Patients taking a glucocorticoid have a nearly fivefold increased risk of developing tuberculosis, independent of other risk factors.
“Our results suggest that glucocorticoid use is associated with a substantially increased risk of developing tuberculosis and that the risk increases with increasing daily dose,” said Susan S. Jick, Sc.D., of Boston University, and her colleagues.
Although chronic corticosteroid use is common in patients with rheumatic diseases, the number of such patients in the study population was too small to say definitely if use of corticosteroids specifically for arthritis and other rheumatic diseases was associated with an increased risk for TB.
Low body mass index (BMI), diabetes, current smoking, and obstructive pulmonary disorders were also determined to be important risk factors for tuberculosis in a review of 497 new cases of tuberculosis and 1,966 matched controls during the period 1990–2001 (Arthritis Rheum. 2006;55:19–26).
The researchers based their study on data available from the U.K.-based General Practice Research Database. Started in 1987, the validated computerized medical record system includes more than 3 million people enrolled with selected general practitioners. Participants had a first-time diagnosis of tuberculosis followed by treatment with at least three different antituberculosis medications for at least 6 months.
As many as four control subjects were matched to each patient based on age, gender, practice attended, and the patient's index date, along with time of visit.
Assessment of glucocorticoid use was based on prescription data. Patients were classified as currently exposed if they had received a prescription for any oral glucocorticoid and if the supply had lasted until within 120 days prior to the index date. Recent exposure was defined as use ending 121–180 days before the index date. All other use more than 180 days prior was considered past use.
The researchers also assessed current exposure to antirheumatic drugs or immunosuppressants and the presence of pulmonary disorders, rheumatic disorders, inflammatory bowel diseases, dermatitis, silicosis, renal failure, gastrectomy, and jejunoileal bypass surgery (diagnosed prior to the index date).
Patients currently using corticosteroids were 4.9 times more likely to develop tuberculosis than nonusers, even after adjustment for BMI, smoking, disease-modifying antirheumatic drug use, and history of diabetes and pulmonary disease. The risk for tuberculosis remained higher (OR 4.3) in patients who had recently stopped using corticosteroids.

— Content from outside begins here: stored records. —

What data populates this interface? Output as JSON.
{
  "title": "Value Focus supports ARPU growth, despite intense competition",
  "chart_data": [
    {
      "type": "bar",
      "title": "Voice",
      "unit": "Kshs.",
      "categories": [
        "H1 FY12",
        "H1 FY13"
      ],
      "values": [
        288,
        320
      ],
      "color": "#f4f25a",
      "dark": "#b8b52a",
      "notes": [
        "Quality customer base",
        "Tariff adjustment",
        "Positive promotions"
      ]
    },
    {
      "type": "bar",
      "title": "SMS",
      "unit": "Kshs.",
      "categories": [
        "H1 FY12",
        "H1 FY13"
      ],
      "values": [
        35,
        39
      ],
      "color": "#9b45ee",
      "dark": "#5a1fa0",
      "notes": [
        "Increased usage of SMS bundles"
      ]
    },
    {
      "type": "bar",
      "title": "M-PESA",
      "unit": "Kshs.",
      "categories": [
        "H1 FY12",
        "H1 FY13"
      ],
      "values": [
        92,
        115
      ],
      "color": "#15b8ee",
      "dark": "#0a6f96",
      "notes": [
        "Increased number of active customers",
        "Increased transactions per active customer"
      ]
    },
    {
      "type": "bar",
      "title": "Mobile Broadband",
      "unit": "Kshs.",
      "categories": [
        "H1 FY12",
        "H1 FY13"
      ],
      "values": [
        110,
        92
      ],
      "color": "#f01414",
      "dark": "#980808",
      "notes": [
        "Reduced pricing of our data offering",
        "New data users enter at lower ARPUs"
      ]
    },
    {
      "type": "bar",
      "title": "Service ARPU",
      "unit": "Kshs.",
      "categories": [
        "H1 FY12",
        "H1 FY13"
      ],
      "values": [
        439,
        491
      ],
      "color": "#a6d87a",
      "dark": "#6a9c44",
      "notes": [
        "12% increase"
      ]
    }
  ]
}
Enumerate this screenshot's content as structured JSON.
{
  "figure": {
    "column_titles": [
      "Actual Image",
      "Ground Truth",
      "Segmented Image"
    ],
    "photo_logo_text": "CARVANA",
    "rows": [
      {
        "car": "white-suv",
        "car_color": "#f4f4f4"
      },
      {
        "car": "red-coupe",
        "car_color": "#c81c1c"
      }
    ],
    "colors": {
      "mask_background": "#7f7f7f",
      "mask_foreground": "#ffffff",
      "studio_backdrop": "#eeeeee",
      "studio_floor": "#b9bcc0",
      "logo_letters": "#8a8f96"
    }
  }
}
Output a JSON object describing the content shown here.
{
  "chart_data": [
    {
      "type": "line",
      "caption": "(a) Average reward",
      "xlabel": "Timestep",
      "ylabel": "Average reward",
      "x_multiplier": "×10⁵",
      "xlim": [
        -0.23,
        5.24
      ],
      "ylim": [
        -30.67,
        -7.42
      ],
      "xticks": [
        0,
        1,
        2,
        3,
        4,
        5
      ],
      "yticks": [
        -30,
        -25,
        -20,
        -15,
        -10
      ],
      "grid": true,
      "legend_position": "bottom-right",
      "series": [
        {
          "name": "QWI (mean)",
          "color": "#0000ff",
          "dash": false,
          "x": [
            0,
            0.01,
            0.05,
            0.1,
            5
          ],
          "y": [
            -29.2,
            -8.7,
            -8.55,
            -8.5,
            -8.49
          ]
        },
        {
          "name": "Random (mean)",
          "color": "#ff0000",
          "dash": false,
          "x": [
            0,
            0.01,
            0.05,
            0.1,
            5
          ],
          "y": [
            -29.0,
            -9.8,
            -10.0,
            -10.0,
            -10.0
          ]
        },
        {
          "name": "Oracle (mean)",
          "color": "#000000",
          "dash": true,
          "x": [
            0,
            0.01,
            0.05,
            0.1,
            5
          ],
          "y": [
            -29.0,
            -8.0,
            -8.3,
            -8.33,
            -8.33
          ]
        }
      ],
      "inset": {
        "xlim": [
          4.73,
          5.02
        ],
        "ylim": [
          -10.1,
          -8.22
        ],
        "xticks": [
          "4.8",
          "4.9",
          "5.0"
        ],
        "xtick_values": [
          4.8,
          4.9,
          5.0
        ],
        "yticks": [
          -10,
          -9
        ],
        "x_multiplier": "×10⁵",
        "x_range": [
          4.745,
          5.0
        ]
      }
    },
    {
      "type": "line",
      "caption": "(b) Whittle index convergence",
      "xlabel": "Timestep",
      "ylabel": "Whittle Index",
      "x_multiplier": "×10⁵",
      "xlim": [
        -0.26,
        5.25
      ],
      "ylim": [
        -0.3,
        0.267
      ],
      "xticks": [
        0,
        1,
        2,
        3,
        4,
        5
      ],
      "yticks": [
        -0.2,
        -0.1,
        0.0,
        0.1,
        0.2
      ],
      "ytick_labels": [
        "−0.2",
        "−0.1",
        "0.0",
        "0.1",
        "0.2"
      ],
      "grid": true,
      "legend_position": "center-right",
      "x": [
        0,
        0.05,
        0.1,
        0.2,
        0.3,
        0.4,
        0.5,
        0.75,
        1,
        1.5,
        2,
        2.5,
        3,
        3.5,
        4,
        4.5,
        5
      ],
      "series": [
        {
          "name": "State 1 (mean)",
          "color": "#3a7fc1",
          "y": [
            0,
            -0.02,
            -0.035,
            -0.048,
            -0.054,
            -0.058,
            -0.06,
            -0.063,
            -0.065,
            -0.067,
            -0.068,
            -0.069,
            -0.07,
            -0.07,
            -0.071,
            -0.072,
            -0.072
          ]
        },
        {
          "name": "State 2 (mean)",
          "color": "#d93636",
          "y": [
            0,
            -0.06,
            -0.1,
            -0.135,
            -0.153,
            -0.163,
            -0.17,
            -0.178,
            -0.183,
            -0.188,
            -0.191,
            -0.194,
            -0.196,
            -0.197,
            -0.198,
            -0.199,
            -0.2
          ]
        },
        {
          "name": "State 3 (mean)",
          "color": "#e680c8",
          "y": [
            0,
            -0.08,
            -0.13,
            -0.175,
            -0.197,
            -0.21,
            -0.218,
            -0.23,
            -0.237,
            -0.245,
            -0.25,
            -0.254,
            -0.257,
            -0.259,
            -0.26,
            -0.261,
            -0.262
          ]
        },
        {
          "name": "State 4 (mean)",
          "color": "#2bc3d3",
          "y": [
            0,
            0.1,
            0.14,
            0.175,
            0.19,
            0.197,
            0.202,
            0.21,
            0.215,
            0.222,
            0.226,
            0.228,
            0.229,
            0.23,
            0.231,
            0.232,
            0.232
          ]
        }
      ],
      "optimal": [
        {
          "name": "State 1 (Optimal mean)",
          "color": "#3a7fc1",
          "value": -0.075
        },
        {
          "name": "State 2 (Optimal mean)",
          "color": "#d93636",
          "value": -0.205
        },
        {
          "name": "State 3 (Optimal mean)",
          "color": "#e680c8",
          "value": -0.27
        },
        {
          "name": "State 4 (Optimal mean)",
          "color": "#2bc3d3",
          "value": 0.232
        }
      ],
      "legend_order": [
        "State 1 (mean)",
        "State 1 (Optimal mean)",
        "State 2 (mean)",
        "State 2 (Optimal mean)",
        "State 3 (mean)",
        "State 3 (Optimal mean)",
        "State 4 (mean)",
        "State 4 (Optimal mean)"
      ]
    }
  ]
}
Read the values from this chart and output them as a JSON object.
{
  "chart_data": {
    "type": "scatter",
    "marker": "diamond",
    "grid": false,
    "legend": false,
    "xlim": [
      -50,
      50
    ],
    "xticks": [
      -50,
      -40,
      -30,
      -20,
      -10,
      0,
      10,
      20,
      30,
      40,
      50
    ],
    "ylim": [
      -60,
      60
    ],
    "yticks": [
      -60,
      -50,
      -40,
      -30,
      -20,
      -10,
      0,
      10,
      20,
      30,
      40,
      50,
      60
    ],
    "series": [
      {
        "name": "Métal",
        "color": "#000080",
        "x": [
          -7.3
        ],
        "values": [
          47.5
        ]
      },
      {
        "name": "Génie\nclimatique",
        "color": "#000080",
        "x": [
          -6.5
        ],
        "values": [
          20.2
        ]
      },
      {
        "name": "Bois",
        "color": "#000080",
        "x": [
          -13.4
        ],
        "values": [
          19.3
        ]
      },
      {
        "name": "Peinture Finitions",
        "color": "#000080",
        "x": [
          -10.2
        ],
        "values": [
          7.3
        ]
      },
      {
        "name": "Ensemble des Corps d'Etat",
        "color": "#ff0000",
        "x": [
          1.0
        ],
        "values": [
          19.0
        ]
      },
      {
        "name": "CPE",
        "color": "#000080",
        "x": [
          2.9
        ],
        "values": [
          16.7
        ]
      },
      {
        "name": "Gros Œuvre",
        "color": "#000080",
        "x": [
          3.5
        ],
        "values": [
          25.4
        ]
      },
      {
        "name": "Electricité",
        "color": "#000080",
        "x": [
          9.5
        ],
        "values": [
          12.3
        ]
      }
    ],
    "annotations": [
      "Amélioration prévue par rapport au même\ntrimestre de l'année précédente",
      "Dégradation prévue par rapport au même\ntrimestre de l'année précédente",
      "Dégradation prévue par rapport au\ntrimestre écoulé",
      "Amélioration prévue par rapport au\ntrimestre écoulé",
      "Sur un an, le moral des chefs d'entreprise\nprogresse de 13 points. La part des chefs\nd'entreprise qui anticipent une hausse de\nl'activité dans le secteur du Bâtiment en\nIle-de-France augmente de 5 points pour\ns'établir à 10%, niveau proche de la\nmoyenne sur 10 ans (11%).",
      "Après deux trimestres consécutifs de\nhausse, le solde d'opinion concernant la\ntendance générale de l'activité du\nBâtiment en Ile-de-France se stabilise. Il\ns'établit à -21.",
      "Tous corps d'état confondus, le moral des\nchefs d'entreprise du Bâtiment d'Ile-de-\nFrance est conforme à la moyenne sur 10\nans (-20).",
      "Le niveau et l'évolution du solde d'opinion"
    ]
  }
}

First-time users were 3.2 times more likely to get tuberculosis than were never users. Patients with longer-term use, extending over two to nine consecutive prescriptions, saw their risk increase sevenfold.
The effect of corticosteroid use on risk for TB increased with increasing dose. The OR was 2.3 in people taking daily doses of prednisone equivalents less than 7.5 mg daily (physiologic) versus those taking supraphysiologic doses of 7.5 mg or more daily (OR 7.0, based on the highest daily dosage received by current users).
Both the American Thoracic Society and the Centers for Disease Control and Prevention agree that more than 15 mg/day of prednisone or its equivalent administered for 1 month or longer is a risk factor for tuberculosis. In light of this, the researchers evaluated the impact of daily dosage using this cutoff. The adjusted odds ratio was 2.8 for those using less than 15 mg of prednisone equivalents per day; those using 15 mg of prednisone equivalents per day or more had an adjusted odds ratio of 7.7.
We found that current smoking was associated with a 60% increased risk of tuberculosis. Although this effect is relatively low, because smoking is prevalent in this study population, 17% of all cases are attributable to smoking, compared with only 8% of cases attributable to glucocorticoid use in this population,” the researchers said. The odds ratio for past smokers was not significant.
Those with a BMI less than 20 kg/m
A diagnosis of rheumatic disease and use of antirheumatic agents are purported to be risk factors for tuberculosis as well.
However, the number of patients taking antirheumatic drugs in this analysis was low; only 12 patients were currently exposed. Overall, 17 participants (cases and controls) had rheumatoid arthritis, 1 had lupus, 12 had polymyalgia rheumatica, and 7 had arteritis. “Despite the large number of tuberculosis cases in this study, the prevalence of antirheumatic agent use was low,” and thus independent effects for patients on antirheumatics could not be assessed reliably, the researchers noted.